Financial statements shall be duly audited before they are sent to every member.
- Circulation for a private company is within 6 months of its financial year end.
- Circulation for a public company is at least 21 days before the date of its annual general meeting.
The financial statements for each financial year shall be lodged with the Registrar as follows:-
- Lodgement for a private company is within 30 days from the circulation to its members.
- Lodgement for a public company is within 30 days from its annual general meeting.
Compliance with approved accounting standards
- Accounts must be prepared in accordance to accounting standards approved by MASB.
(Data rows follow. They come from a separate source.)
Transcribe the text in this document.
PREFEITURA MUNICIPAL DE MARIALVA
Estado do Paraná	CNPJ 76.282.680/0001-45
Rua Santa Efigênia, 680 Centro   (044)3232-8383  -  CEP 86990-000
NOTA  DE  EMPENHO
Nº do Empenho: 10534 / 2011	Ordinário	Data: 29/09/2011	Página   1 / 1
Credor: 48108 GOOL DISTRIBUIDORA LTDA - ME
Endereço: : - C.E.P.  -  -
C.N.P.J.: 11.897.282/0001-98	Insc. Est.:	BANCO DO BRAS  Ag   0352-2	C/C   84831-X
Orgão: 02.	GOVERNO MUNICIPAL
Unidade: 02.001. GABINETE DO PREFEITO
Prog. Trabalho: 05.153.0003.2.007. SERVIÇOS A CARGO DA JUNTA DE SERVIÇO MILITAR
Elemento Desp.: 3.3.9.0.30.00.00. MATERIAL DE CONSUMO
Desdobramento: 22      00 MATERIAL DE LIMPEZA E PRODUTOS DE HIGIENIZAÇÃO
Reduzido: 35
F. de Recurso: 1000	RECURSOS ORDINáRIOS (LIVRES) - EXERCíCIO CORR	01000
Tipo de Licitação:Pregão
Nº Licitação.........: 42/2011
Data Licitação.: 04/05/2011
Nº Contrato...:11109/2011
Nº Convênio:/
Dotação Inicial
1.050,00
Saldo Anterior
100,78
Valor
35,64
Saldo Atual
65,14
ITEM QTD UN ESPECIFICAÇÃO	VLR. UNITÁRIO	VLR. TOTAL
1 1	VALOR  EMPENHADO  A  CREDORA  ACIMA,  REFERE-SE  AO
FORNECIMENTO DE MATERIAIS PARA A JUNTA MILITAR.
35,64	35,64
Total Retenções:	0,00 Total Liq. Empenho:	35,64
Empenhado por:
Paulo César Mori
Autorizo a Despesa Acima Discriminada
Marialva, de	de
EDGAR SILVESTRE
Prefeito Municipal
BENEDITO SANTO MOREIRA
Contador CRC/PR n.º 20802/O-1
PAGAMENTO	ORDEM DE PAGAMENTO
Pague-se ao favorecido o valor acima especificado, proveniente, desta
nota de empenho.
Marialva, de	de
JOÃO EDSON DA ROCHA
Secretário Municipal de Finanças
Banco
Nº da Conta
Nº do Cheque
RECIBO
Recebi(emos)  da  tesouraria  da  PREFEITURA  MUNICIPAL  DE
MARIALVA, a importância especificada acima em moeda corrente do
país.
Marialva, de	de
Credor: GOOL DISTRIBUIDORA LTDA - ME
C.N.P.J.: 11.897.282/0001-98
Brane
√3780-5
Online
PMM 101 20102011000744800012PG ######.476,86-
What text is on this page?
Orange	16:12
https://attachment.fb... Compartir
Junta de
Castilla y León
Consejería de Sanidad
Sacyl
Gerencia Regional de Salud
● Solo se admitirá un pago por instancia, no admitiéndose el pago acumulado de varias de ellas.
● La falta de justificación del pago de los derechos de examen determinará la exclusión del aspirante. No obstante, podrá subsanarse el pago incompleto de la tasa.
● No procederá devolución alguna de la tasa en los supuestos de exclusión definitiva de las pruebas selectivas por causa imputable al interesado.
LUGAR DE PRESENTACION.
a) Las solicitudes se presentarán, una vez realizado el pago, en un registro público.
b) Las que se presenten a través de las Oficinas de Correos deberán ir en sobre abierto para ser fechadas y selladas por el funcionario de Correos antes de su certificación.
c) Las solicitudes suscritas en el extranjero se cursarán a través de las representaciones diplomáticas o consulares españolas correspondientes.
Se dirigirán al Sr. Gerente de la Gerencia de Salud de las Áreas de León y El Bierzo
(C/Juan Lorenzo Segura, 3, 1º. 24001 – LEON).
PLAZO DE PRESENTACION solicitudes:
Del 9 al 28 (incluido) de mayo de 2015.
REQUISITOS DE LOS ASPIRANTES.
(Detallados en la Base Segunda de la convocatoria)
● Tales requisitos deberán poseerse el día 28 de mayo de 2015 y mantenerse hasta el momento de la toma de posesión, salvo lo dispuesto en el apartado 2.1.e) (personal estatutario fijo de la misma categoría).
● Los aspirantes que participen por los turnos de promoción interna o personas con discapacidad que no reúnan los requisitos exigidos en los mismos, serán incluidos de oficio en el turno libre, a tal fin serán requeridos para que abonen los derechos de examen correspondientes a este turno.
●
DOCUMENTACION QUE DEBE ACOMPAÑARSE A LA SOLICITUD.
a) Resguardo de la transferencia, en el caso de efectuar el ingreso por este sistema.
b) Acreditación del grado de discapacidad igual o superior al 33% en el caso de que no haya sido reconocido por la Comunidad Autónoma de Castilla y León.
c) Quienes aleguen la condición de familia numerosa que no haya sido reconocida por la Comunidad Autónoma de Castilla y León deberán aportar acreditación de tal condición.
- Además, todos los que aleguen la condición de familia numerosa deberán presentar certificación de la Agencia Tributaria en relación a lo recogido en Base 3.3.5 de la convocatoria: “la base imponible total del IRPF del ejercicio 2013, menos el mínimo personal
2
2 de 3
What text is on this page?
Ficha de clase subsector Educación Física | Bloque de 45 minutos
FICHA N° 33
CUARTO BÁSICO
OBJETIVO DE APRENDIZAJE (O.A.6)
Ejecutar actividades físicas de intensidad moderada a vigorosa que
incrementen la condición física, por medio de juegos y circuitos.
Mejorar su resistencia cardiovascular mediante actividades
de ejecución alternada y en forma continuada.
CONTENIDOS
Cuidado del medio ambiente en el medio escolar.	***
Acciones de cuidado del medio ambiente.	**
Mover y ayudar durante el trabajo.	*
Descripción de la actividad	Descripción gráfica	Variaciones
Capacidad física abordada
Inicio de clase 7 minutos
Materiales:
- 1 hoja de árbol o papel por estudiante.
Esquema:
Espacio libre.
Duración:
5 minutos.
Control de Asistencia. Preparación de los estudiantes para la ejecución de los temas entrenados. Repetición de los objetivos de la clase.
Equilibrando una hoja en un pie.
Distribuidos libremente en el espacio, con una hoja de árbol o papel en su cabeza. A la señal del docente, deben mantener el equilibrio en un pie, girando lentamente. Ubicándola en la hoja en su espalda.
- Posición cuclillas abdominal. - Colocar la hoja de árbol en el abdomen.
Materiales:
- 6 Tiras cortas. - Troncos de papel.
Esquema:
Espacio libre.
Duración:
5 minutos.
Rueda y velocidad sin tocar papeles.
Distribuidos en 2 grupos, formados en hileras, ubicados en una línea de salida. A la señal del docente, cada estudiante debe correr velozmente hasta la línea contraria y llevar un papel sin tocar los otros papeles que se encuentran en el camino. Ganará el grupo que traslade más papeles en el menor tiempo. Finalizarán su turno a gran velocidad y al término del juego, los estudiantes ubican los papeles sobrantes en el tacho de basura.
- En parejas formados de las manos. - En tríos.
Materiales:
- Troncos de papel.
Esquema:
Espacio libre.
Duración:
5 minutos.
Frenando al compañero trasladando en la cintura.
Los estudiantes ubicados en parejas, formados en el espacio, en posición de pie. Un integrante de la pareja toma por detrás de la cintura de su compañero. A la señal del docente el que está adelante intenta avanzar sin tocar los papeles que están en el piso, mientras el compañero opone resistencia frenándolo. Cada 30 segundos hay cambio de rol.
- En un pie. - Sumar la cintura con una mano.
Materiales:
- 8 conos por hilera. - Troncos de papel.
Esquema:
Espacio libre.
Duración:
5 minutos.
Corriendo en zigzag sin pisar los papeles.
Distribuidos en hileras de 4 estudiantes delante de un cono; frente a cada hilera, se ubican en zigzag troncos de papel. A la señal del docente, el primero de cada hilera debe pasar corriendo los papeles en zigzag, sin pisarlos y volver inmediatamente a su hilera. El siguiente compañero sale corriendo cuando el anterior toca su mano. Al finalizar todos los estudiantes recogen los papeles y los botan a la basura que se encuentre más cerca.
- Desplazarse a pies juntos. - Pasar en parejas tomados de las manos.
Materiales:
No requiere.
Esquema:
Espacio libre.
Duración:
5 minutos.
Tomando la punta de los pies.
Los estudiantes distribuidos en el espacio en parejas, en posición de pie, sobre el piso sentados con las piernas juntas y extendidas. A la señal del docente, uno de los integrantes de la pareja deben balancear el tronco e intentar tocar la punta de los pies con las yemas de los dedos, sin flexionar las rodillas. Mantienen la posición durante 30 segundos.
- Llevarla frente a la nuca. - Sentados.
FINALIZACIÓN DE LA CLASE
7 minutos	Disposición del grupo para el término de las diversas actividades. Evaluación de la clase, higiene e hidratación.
- In cases where certain authorities (e.g. Securities Commission or Bank Negara Malaysia) specify modifications to the approved accounting standards, the financial statements must be prepared in accordance to such modifications issued by the authorities.
Appointment of Auditors
It is a statutory requirement that every company must appoint an auditor. An auditor so appointed must be an approved company auditor and must not be closely associated with the company. The appointment of a firm as auditor of a company is taken to be the appointment of all the persons who are the members of the firm at the date of the appointment.
A company shall appoint an auditor for each financial year of the company. The Registrar is empowered to exempt a private company from the requirement subject to conditions as determined by the Registrar.
In the new CA, as the holding of an Annual General Meeting is not mandatory for a private company, the terms of office of auditors is in accordance with the terms of service. For a public company, the terms of office is from one AGM to the conclusion of the next AGM.
Resignation from office
The auditor of a company may only resign from office:
- if he is not the sole auditor of the company; or
- at a general meeting of the company.
The auditor’s resignation will take effect on the appointment of another auditor.
Attendance of Auditor at general meeting
The auditor of a company has a duty to report to shareholders and should be present when the audited financial statements are being laid at a general meeting.
In the new CA, the attendance of an auditor of a public company, or his representative at an annual general meeting where the financial statements of the company for a financial year are to be laid, is compulsory.
In the case of a private company, the auditor or his representative will attend a general meeting of the company where financial statements for any financial year are to be laid when due notice of the intention to move a resolution requiring the presence of the auditor is given.
Failure to attend is an offence unless the auditor proves circumstances beyond his control.